Several prominent agents, however, see a connection.
“In my opinion, any team sports-related CBA negotiations have some kind of an impact on other team sports,” said Pat Brisson of Creative Artists Agency, which represents NHL and NBA players. “We, as sports agents in the business, are paying attention as per the nature of the industry.”
Scott Norton of Norton Sports said he predicted the NBA would lose half a season or more in order to get major economic changes.
“The bottom line in any of these things is that owners of the teams don’t rely on revenues from the sport for their income, whereas athletes do,” Norton said. “From then on, it’s a matter of the solidarity of the union. In the NHL, players feel owners got a number of issues in their favor the last time.”
Allan Walsh, another prominent agent, emphasized he was speaking for himself and not the NHL Players’ Assn. in noting players made big givebacks in the last deal, including a 24% rollback on existing contracts and accepting a hard salary cap.
“With hockey-related revenue increasing from $2.1 billion at the beginning of this CBA to $3 billion today, the proposition that NHL players should give up more down the road is illogical,” he said. “This is their system. I don’t know how the league can come to the players in the future, say their system doesn’t work and expect the players to give up more.”
That doesn’t mean the NHL won’t try. Or that a year from now hockey players will be locked out.
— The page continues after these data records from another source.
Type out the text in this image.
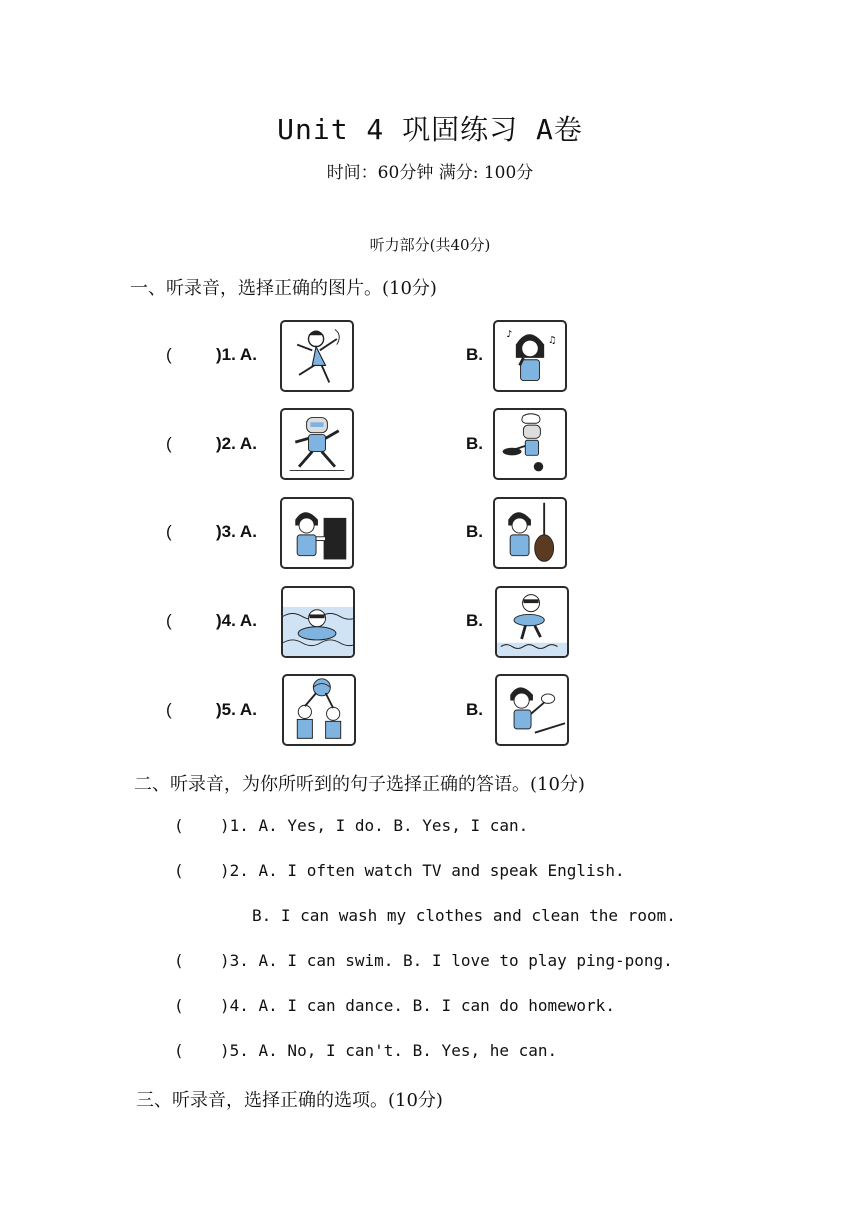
Unit 4 巩固练习 A卷
时间：60分钟 满分: 100分
听力部分(共40分)
一、听录音，选择正确的图片。(10分)
(	)1. A.	B.
♪
♫
(	)2. A.	B.
(	)3. A.	B.
(	)4. A.	B.
(	)5. A.	B.
二、听录音，为你所听到的句子选择正确的答语。(10分)
( )1. A. Yes, I do. B. Yes, I can.
( )2. A. I often watch TV and speak English.
B. I can wash my clothes and clean the room.
( )3. A. I can swim. B. I love to play ping-pong.
( )4. A. I can dance. B. I can do homework.
( )5. A. No, I can't. B. Yes, he can.
三、听录音，选择正确的选项。(10分)
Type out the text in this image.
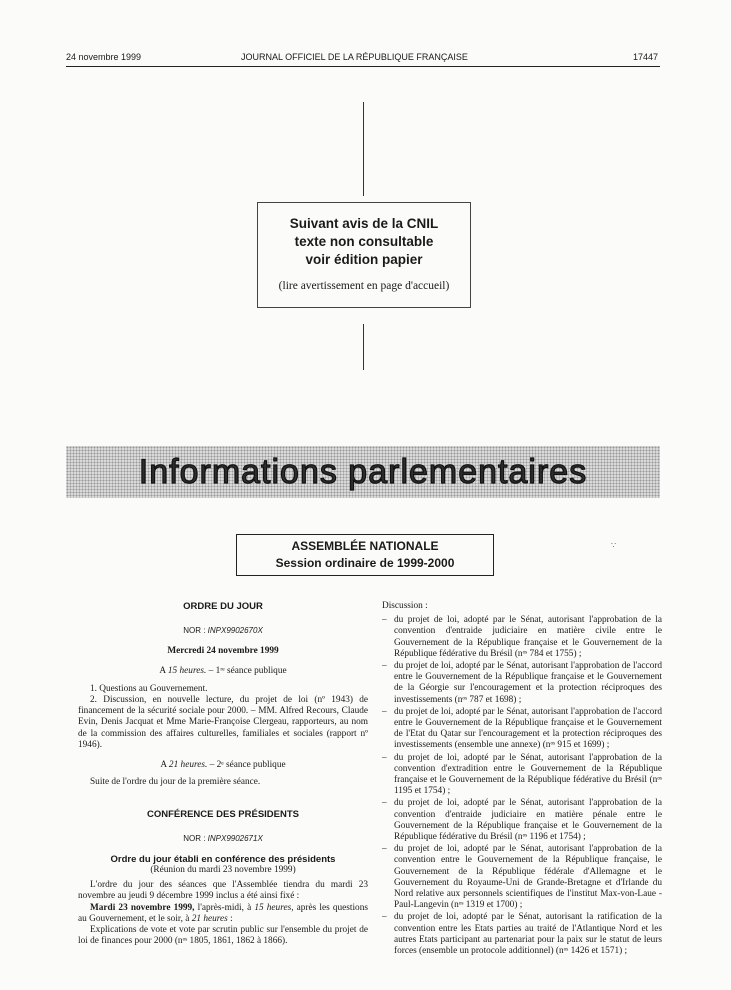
24 novembre 1999	JOURNAL OFFICIEL DE LA RÉPUBLIQUE FRANÇAISE	17447
Suivant avis de la CNIL
texte non consultable
voir édition papier
(lire avertissement en page d'accueil)
Informations parlementaires
ASSEMBLÉE NATIONALE
Session ordinaire de 1999-2000
∵
ORDRE DU JOUR
NOR : INPX9902670X
Mercredi 24 novembre 1999
A 15 heures. – 1ʳᵉ séance publique
1. Questions au Gouvernement.
2. Discussion, en nouvelle lecture, du projet de loi (nº 1943) de financement de la sécurité sociale pour 2000. – MM. Alfred Recours, Claude Evin, Denis Jacquat et Mme Marie-Françoise Clergeau, rapporteurs, au nom de la commission des affaires culturelles, familiales et sociales (rapport nº 1946).
A 21 heures. – 2ᵉ séance publique
Suite de l'ordre du jour de la première séance.
CONFÉRENCE DES PRÉSIDENTS
NOR : INPX9902671X
Ordre du jour établi en conférence des présidents
(Réunion du mardi 23 novembre 1999)
L'ordre du jour des séances que l'Assemblée tiendra du mardi 23 novembre au jeudi 9 décembre 1999 inclus a été ainsi fixé :
Mardi 23 novembre 1999, l'après-midi, à 15 heures, après les questions au Gouvernement, et le soir, à 21 heures :
Explications de vote et vote par scrutin public sur l'ensemble du projet de loi de finances pour 2000 (nᵒˢ 1805, 1861, 1862 à 1866).
Discussion :
– du projet de loi, adopté par le Sénat, autorisant l'approbation de la convention d'entraide judiciaire en matière civile entre le Gouvernement de la République française et le Gouvernement de la République fédérative du Brésil (nᵒˢ 784 et 1755) ;
– du projet de loi, adopté par le Sénat, autorisant l'approbation de l'accord entre le Gouvernement de la République française et le Gouvernement de la Géorgie sur l'encouragement et la protection réciproques des investissements (nᵒˢ 787 et 1698) ;
– du projet de loi, adopté par le Sénat, autorisant l'approbation de l'accord entre le Gouvernement de la République française et le Gouvernement de l'Etat du Qatar sur l'encouragement et la protection réciproques des investissements (ensemble une annexe) (nᵒˢ 915 et 1699) ;
– du projet de loi, adopté par le Sénat, autorisant l'approbation de la convention d'extradition entre le Gouvernement de la République française et le Gouvernement de la République fédérative du Brésil (nᵒˢ 1195 et 1754) ;
– du projet de loi, adopté par le Sénat, autorisant l'approbation de la convention d'entraide judiciaire en matière pénale entre le Gouvernement de la République française et le Gouvernement de la République fédérative du Brésil (nᵒˢ 1196 et 1754) ;
– du projet de loi, adopté par le Sénat, autorisant l'approbation de la convention entre le Gouvernement de la République française, le Gouvernement de la République fédérale d'Allemagne et le Gouvernement du Royaume-Uni de Grande-Bretagne et d'Irlande du Nord relative aux personnels scientifiques de l'institut Max-von-Laue - Paul-Langevin (nᵒˢ 1319 et 1700) ;
– du projet de loi, adopté par le Sénat, autorisant la ratification de la convention entre les Etats parties au traité de l'Atlantique Nord et les autres Etats participant au partenariat pour la paix sur le statut de leurs forces (ensemble un protocole additionnel) (nᵒˢ 1426 et 1571) ;
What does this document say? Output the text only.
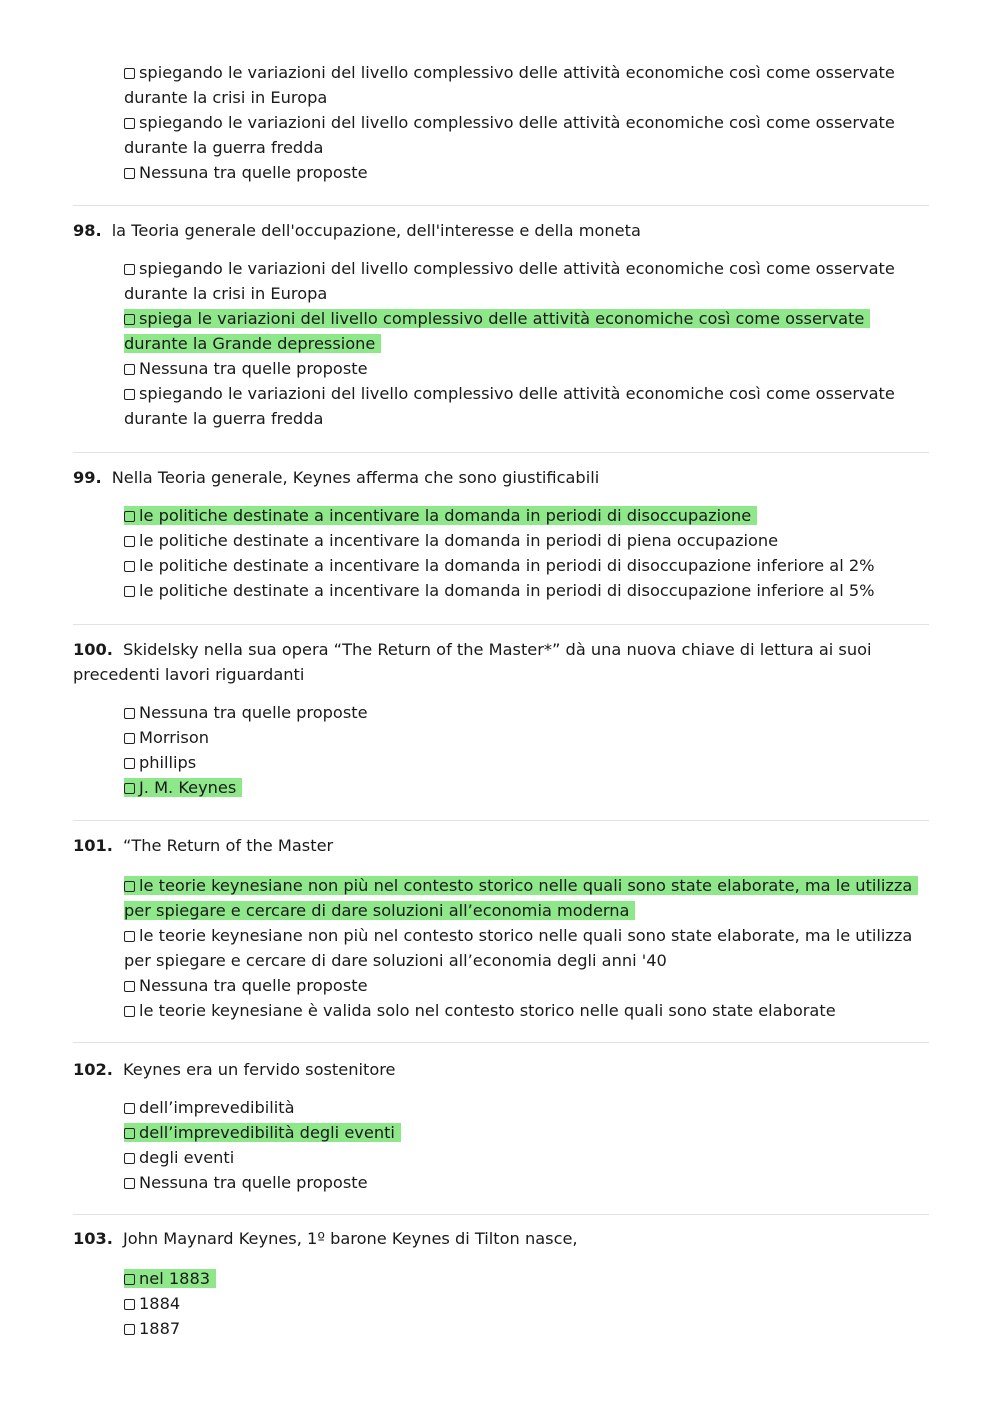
spiegando le variazioni del livello complessivo delle attività economiche così come osservate durante la crisi in Europa
spiegando le variazioni del livello complessivo delle attività economiche così come osservate durante la guerra fredda
Nessuna tra quelle proposte
98. la Teoria generale dell'occupazione, dell'interesse e della moneta
spiegando le variazioni del livello complessivo delle attività economiche così come osservate durante la crisi in Europa
spiega le variazioni del livello complessivo delle attività economiche così come osservate durante la Grande depressione
Nessuna tra quelle proposte
spiegando le variazioni del livello complessivo delle attività economiche così come osservate durante la guerra fredda
99. Nella Teoria generale, Keynes afferma che sono giustificabili
le politiche destinate a incentivare la domanda in periodi di disoccupazione
le politiche destinate a incentivare la domanda in periodi di piena occupazione
le politiche destinate a incentivare la domanda in periodi di disoccupazione inferiore al 2%
le politiche destinate a incentivare la domanda in periodi di disoccupazione inferiore al 5%
100. Skidelsky nella sua opera “The Return of the Master*” dà una nuova chiave di lettura ai suoi precedenti lavori riguardanti
Nessuna tra quelle proposte
Morrison
phillips
J. M. Keynes
101. “The Return of the Master
le teorie keynesiane non più nel contesto storico nelle quali sono state elaborate, ma le utilizza per spiegare e cercare di dare soluzioni all’economia moderna
le teorie keynesiane non più nel contesto storico nelle quali sono state elaborate, ma le utilizza per spiegare e cercare di dare soluzioni all’economia degli anni '40
Nessuna tra quelle proposte
le teorie keynesiane è valida solo nel contesto storico nelle quali sono state elaborate
102. Keynes era un fervido sostenitore
dell’imprevedibilità
dell’imprevedibilità degli eventi
degli eventi
Nessuna tra quelle proposte
103. John Maynard Keynes, 1º barone Keynes di Tilton nasce,
nel 1883
1884
1887
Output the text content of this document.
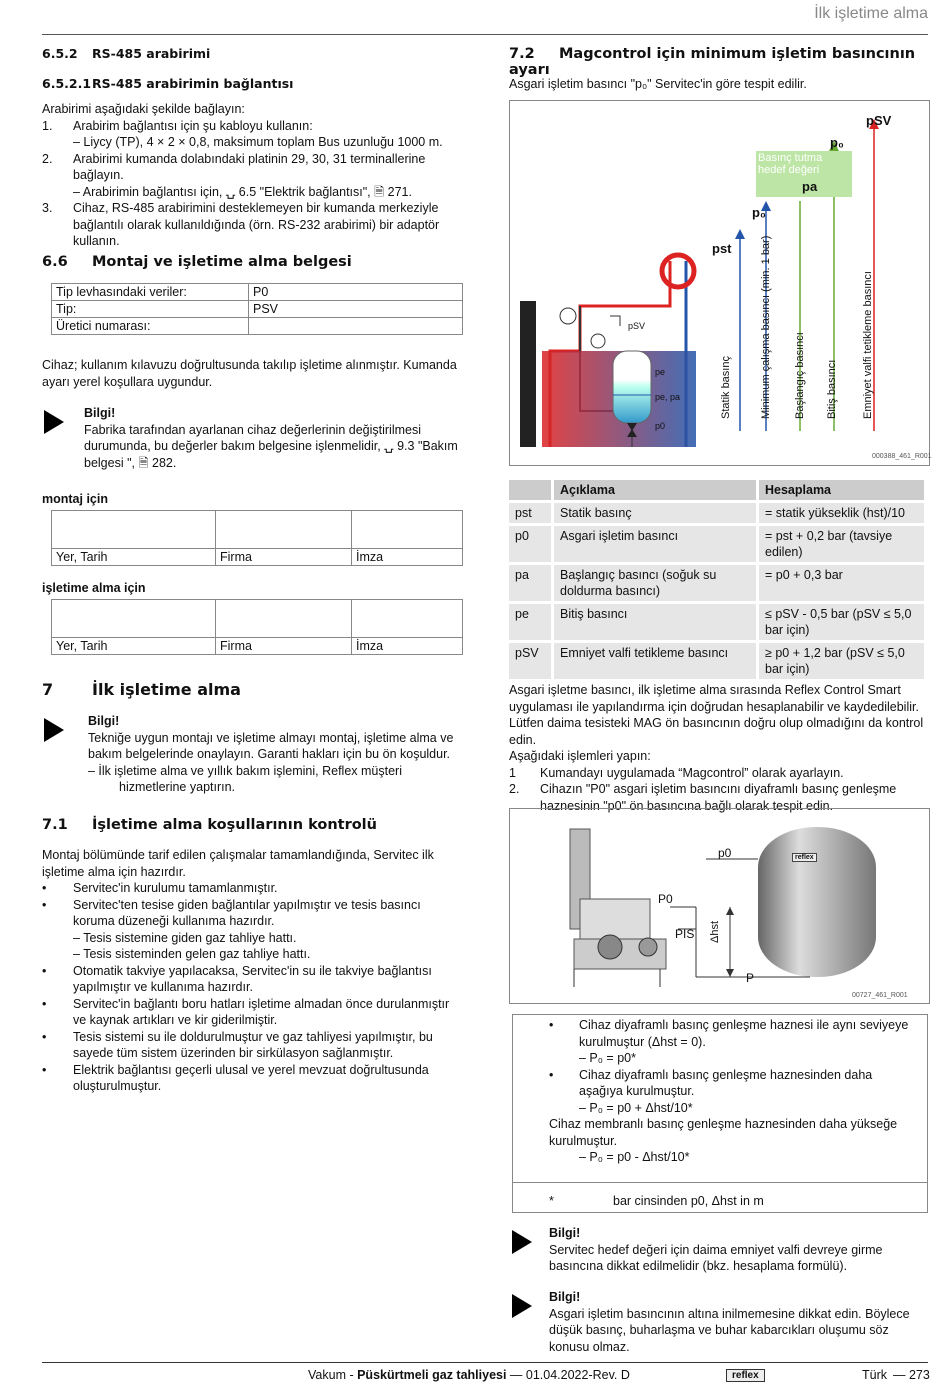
İlk işletime alma
6.5.2 RS-485 arabirimi
6.5.2.1RS-485 arabirimin bağlantısı
Arabirimi aşağıdaki şekilde bağlayın:
1. Arabirim bağlantısı için şu kabloyu kullanın:
– Liycy (TP), 4 × 2 × 0,8, maksimum toplam Bus uzunluğu 1000 m.
2. Arabirimi kumanda dolabındaki platinin 29, 30, 31 terminallerine bağlayın.
– Arabirimin bağlantısı için, ⍽ 6.5 "Elektrik bağlantısı", 🗎 271.
3. Cihaz, RS-485 arabirimini desteklemeyen bir kumanda merkeziyle bağlantılı olarak kullanıldığında (örn. RS-232 arabirimi) bir adaptör kullanın.
6.6 Montaj ve işletime alma belgesi
Tip levhasındaki veriler:	P0
Tip:	PSV
Üretici numarası:	
Cihaz; kullanım kılavuzu doğrultusunda takılıp işletime alınmıştır. Kumanda ayarı yerel koşullara uygundur.
Bilgi!
Fabrika tarafından ayarlanan cihaz değerlerinin değiştirilmesi durumunda, bu değerler bakım belgesine işlenmelidir, ⍽ 9.3 "Bakım belgesi ", 🗎 282.
montaj için

Yer, Tarih	Firma	İmza
işletime alma için

Yer, Tarih	Firma	İmza
7 İlk işletime alma
Bilgi!
Tekniğe uygun montajı ve işletime almayı montaj, işletime alma ve bakım belgelerinde onaylayın. Garanti hakları için bu ön koşuldur.
– İlk işletime alma ve yıllık bakım işlemini, Reflex müşteri hizmetlerine yaptırın.
7.1 İşletime alma koşullarının kontrolü
Montaj bölümünde tarif edilen çalışmalar tamamlandığında, Servitec ilk işletime alma için hazırdır.
• Servitec'in kurulumu tamamlanmıştır.
• Servitec'ten tesise giden bağlantılar yapılmıştır ve tesis basıncı koruma düzeneği kullanıma hazırdır.
– Tesis sistemine giden gaz tahliye hattı.
– Tesis sisteminden gelen gaz tahliye hattı.
• Otomatik takviye yapılacaksa, Servitec'in su ile takviye bağlantısı yapılmıştır ve kullanıma hazırdır.
• Servitec'in bağlantı boru hatları işletime almadan önce durulanmıştır ve kaynak artıkları ve kir giderilmiştir.
• Tesis sistemi su ile doldurulmuştur ve gaz tahliyesi yapılmıştır, bu sayede tüm sistem üzerinden bir sirkülasyon sağlanmıştır.
• Elektrik bağlantısı geçerli ulusal ve yerel mevzuat doğrultusunda oluşturulmuştur.
7.2 Magcontrol için minimum işletim basıncının ayarı
Asgari işletim basıncı "p₀" Servitec'in göre tespit edilir.
pSV
p₀
Basınç tutma hedef değeri
pa
p₀
pst
Statik basınç	Minimum çalışma basıncı (min. 1 bar) Başlangıç basıncı Bitiş basıncı Emniyet valfi tetikleme basıncı
pSV
pe
pe, pa
p0
000388_461_R001
	Açıklama	Hesaplama
pst	Statik basınç	= statik yükseklik (hst)/10
p0	Asgari işletim basıncı	= pst + 0,2 bar (tavsiye edilen)
pa	Başlangıç basıncı (soğuk su doldurma basıncı)	= p0 + 0,3 bar
pe	Bitiş basıncı	≤ pSV - 0,5 bar (pSV ≤ 5,0 bar için)
pSV	Emniyet valfi tetikleme basıncı	≥ p0 + 1,2 bar (pSV ≤ 5,0 bar için)
Asgari işletme basıncı, ilk işletime alma sırasında Reflex Control Smart uygulaması ile yapılandırma için doğrudan hesaplanabilir ve kaydedilebilir.
Lütfen daima tesisteki MAG ön basıncının doğru olup olmadığını da kontrol edin.
Aşağıdaki işlemleri yapın:
1 Kumandayı uygulamada “Magcontrol” olarak ayarlayın.
2. Cihazın "P0" asgari işletim basıncını diyaframlı basınç genleşme haznesinin "p0" ön basıncına bağlı olarak tespit edin.
p0
P0
PIS Δhst
P
reflex
00727_461_R001
• Cihaz diyaframlı basınç genleşme haznesi ile aynı seviyeye kurulmuştur (Δhst = 0).
– P₀ = p0*
• Cihaz diyaframlı basınç genleşme haznesinden daha aşağıya kurulmuştur.
– P₀ = p0 + Δhst/10*
Cihaz membranlı basınç genleşme haznesinden daha yükseğe kurulmuştur.
– P₀ = p0 - Δhst/10*
*	bar cinsinden p0, Δhst in m
Bilgi!
Servitec hedef değeri için daima emniyet valfi devreye girme basıncına dikkat edilmelidir (bkz. hesaplama formülü).
Bilgi!
Asgari işletim basıncının altına inilmemesine dikkat edin. Böylece düşük basınç, buharlaşma ve buhar kabarcıkları oluşumu söz konusu olmaz.
Vakum - Püskürtmeli gaz tahliyesi — 01.04.2022-Rev. D	reflex	Türk — 273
We can only hope that sanity prevails, for once.
Stars shining
The Dallas Stars are sitting just above the NHL’s payroll floor, but they’re getting a lot of bang for their buck.
They lead the Pacific Division at 8-3-0 and share the West lead with 16 points, a surprise given they lost Brad Richards to free agency and they have been in bankruptcy since September. Things are looking up: Goaltender Kari Lehtonen has excelled in compiling a 1.75 goals-against average and .947 save percentage, and Vancouver businessman Tom Gaglardi’s plan to buy the club could be approved by the NHL Board of Governors by month’s end.
General Manager Joe Nieuwendyk maximized a shoestring budget, signing center Vernon Fiddler and right wing Michael Ryder as free agents and reviving Sheldon Souray’s career after the high-scoring defenseman was bought out by the Edmonton Oilers. First-year Coach Glen Gulutzan, who coached the Stars’ top farm team, has brought an organized, defense-first approach that players have quickly learned.
“We’re really well-positioned moving forward with our contracts, with our young players, with lots of room under the cap,” Nieuwendyk said. “Once the ownership gets resolved, it’s going to help because then we can push forward on being relevant again and having some stability that way. Hockey has been very successful in the past in Dallas and it will be again.”